The equity strategy team at Deutsche Bank notes that the "boom" in buybacks extends beyond the big names like Apple (AAPL) and Alphabet (GOOG, GOOGL), which just announced a $70 billion buyback plan. Of the $262 billion in buybacks reported in first quarter earnings season, $82 billion has come from companies outside the large tech giants.
This is a welcome sign for those looking for a broadening out of the stock market rally.
"Buybacks have been the biggest driver of equities over time in the medium term," Deutsche Bank chief equity strategist Binky Chadha told Yahoo Finance ahead of the start of first quarter earnings reports.
To Chadha, the importance of buybacks is simple: They tell investors how companies feel about the macro environment.
Buybacks typically rise when earnings rise, Chadha said. This is because as earnings rise, which is currently happening at its fastest pace in nearly two years, cash flow at companies increases. Companies can then use this cash flow to increase dividends paid to shareholders, increase capital expenditures to invest back in the company, or repurchase stock, and, in turn, return capital to shareholders.
This trend failed to materialize in 2023. Earnings picked up, but buybacks didn't. Chadha reasoned this likely had to do with the overwhelming majority projecting a recession to hit the US economy.
"When macro consensus is for a severe slowdown, or recession, companies aren't going to do buybacks," Chadha said. "They're going to hold on to their cash."
But that macro consensus has shifted. Economists and macro strategists are feeling more optimistic about economic growth for the US this year. Corporations are confirming that confidence with buybacks.
"What you saw in [fourth quarter] earnings reporting earlier this year is that buybacks really started to move back up," Chadha said. "So I'd say that this cloud of a cyclical overhang is lifting. Corporates are getting more comfortable with the outlook."

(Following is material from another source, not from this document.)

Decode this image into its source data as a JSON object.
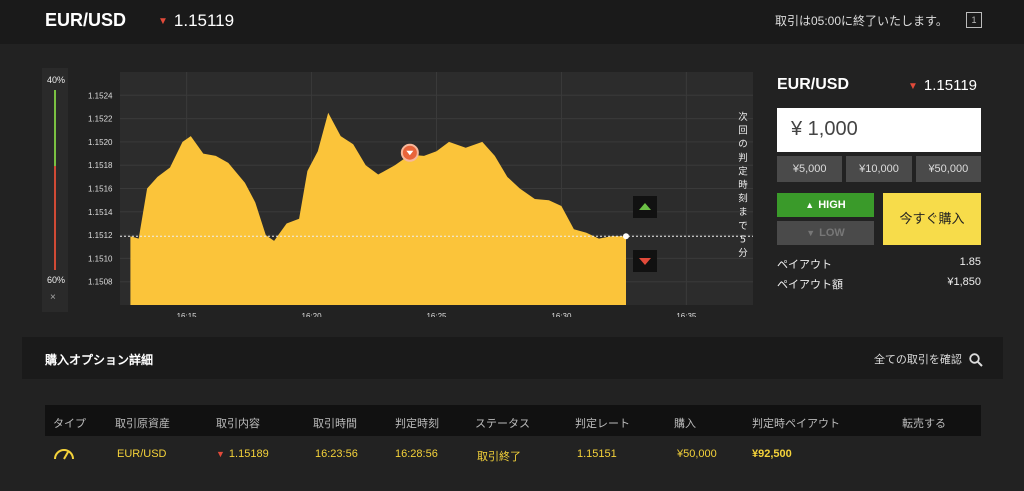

JPMorgan Private Bank global investment strategist Elyse Ausenbaugh noted that the tick-up in buybacks provides a "nice foundation for investors" as companies buying back their stock helps support the market even if individual equity investors aren't pouring money into stocks.
And taken one step further, Ausenbaugh sees buybacks as just part of the case building in first quarter earnings that companies are seeing higher cash flows and using them in ways that should eventually benefit shareholders, like boosted capital expenditures for Big Tech companies.
"[Boosted capex is] going to continue to power these trends that have offered a lot of support for the market, like AI," Ausenbaugh told Yahoo Finance.